Minneapolis, ich hatte bereits von der Stadt gehört, über 300.000 Einwohner. Sie soll einen kulturellen Schwerpunkt haben. Davon mehrere Museen und Theater, die es sich durchaus lohnt anzusehen. Ich atmete tief ein. Mal schauen, was mich jetzt erwartet.

„Die Fahrt dauert noch ein bisschen", sagte Paul, "ich halte kurz hier an der Tankstelle und kaufe mir einen Kaffee, damit ich nicht zu müde bin. Soll ich euch auch etwas mitbringen?" Ich schüttelte den Kopf.

„Such uns einen leckeren Saft aus, Schatz." Sie lächelte als er ausstieg und uns kurz alleine ließ. „Du solltest etwas trinken. Vor allem wenn Paul für uns zahlt", zwinkerte sie mir zu und lächelte.

Kurz darauf war er wieder bei uns. „Die haben selbstgemachte Smoothies. Ich habe euch beiden einen mitgebracht. Smoothies gehen immer." Er lächelte und nahm einen Schluck von seinem Kaffee.

Susan nahm einen Schluck von ihrem Smoothie. „Schmeckt toll!", sagte sie lächelnd, „Schatz, wir müssen zu Hause einen Mixer haben. Die muss ich zu Hause auch machen!" Sie strahlte.

Ich dankte ihm für den Smoothie und nahm jetzt ebenfalls einen großen Schluck.
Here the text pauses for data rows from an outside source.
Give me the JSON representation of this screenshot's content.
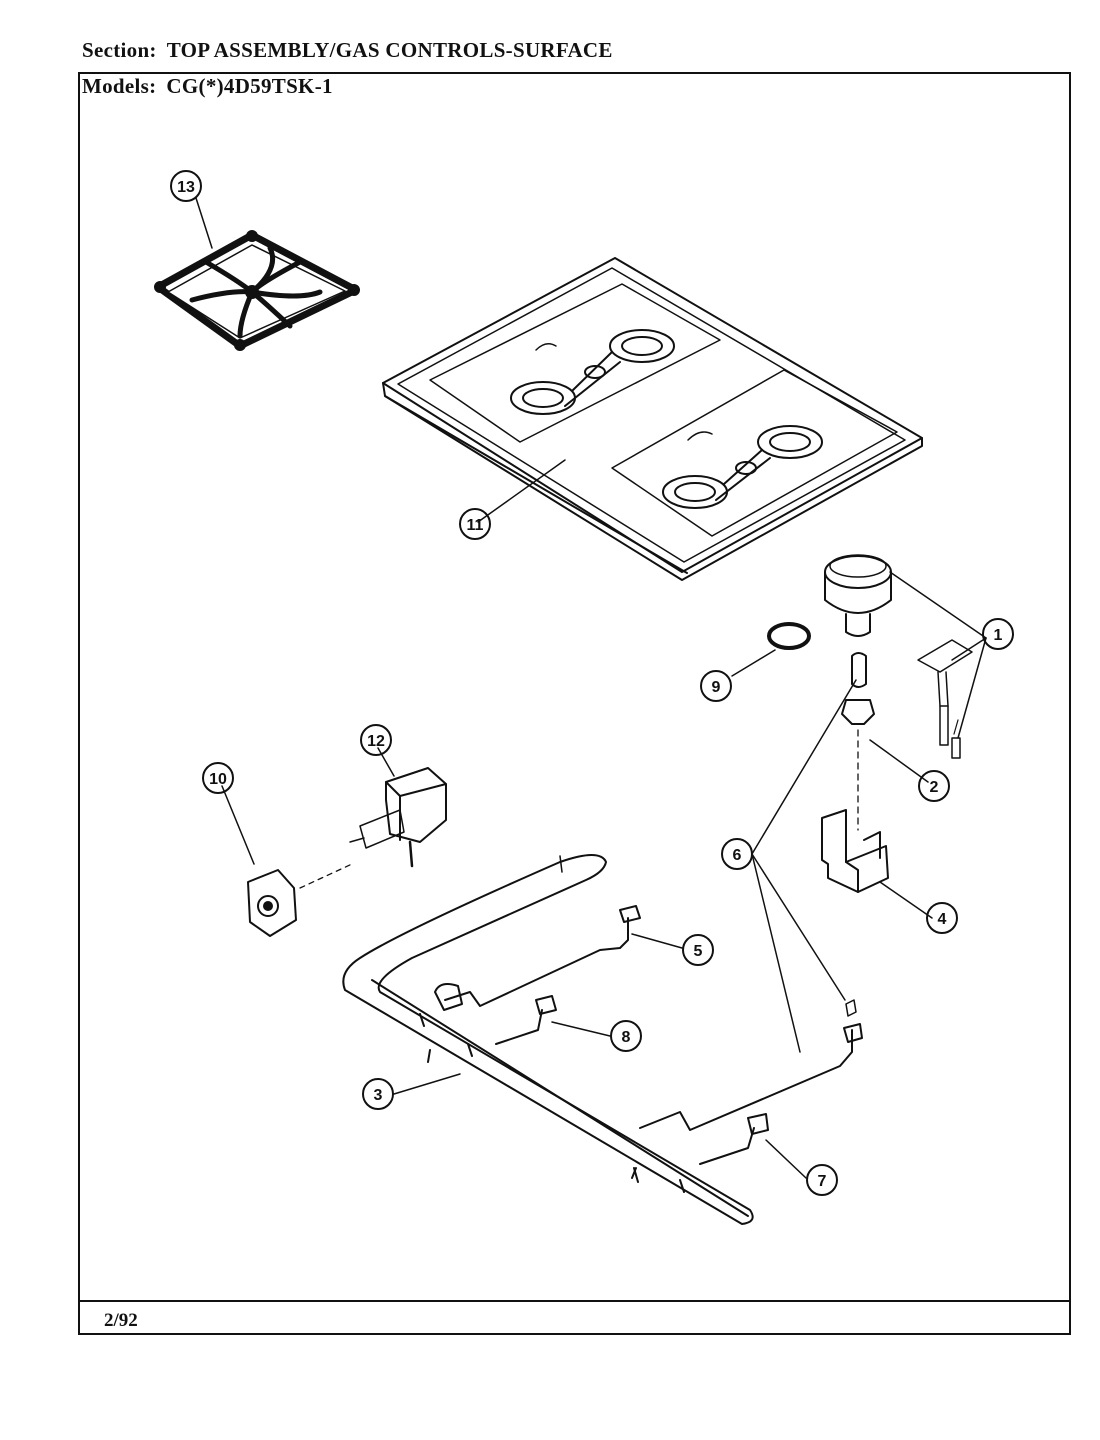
{
  "header": {
    "section_label": "Section:",
    "section_value": "TOP ASSEMBLY/GAS CONTROLS-SURFACE",
    "models_label": "Models:",
    "models_value": "CG(*)4D59TSK-1"
  },
  "footer": {
    "date": "2/92"
  },
  "callouts": {
    "c1": "1",
    "c2": "2",
    "c3": "3",
    "c4": "4",
    "c5": "5",
    "c6": "6",
    "c7": "7",
    "c8": "8",
    "c9": "9",
    "c10": "10",
    "c11": "11",
    "c12": "12",
    "c13": "13"
  },
  "colors": {
    "ink": "#111111",
    "paper": "#ffffff"
  }
}
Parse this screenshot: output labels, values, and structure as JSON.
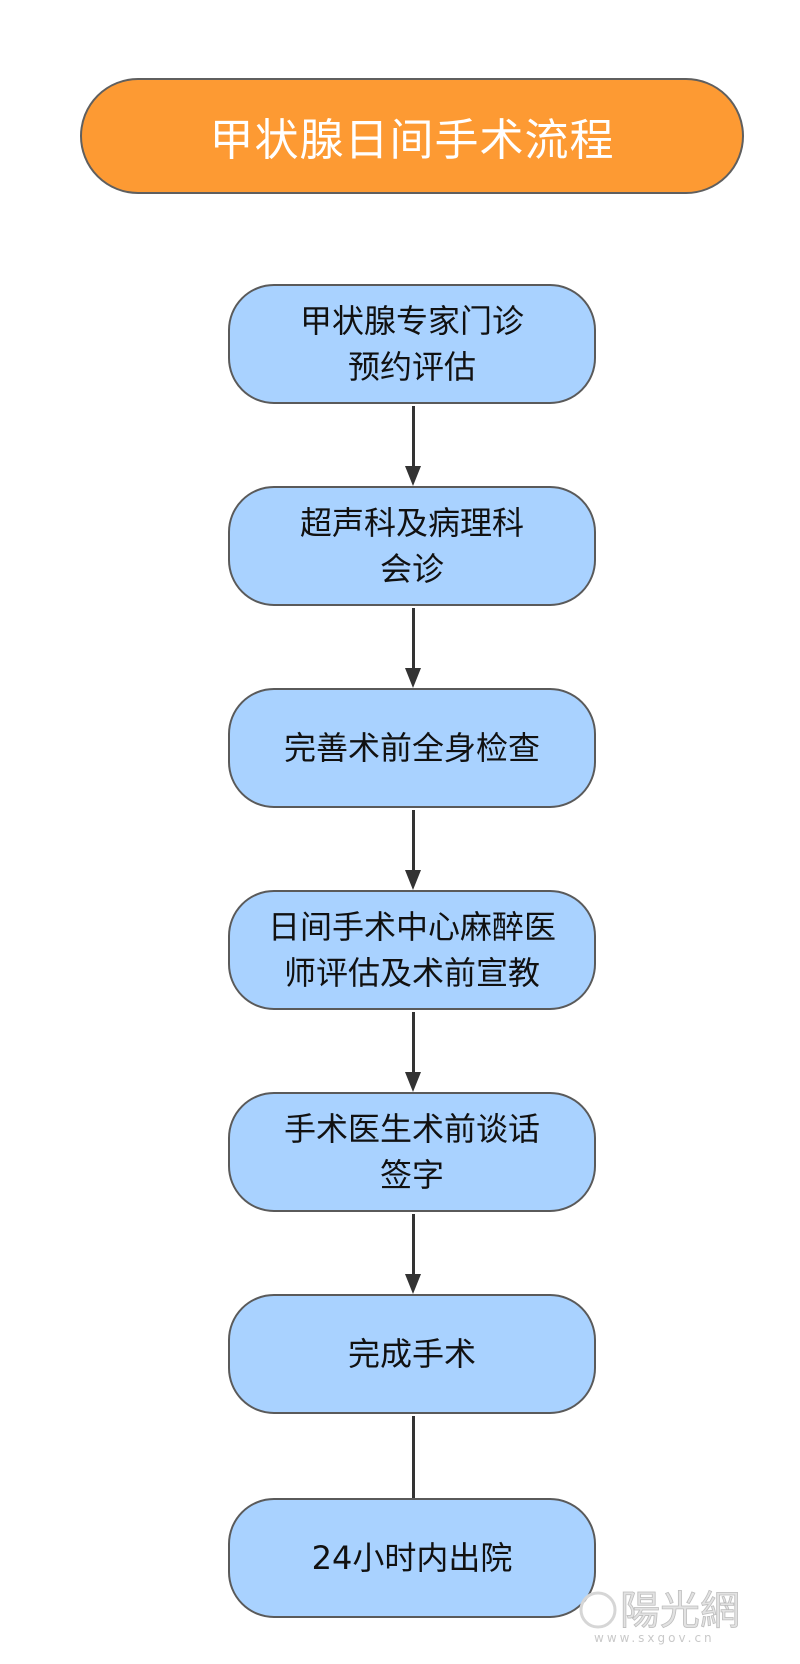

Der schmeckte wirklich toll, nach Bananen, Kiwis, Zitronen – sauer, aber lecker.

Nach einer Weile wurde ich plötzlich ganz schläfrig.

„Oh, bist du müde, Emilia? Ruhe dich ruhig aus. Ich wecke dich, wenn wir angekommen sind. Lehne dich ruhig an."

Ich wollte antworten, konnte aber kaum die Augen aufhalten. Gerade noch sah ich ein komisches Grinsen auf Pauls Gesicht im Rückspiegel. Dann war ich auch schon eingeschlafen.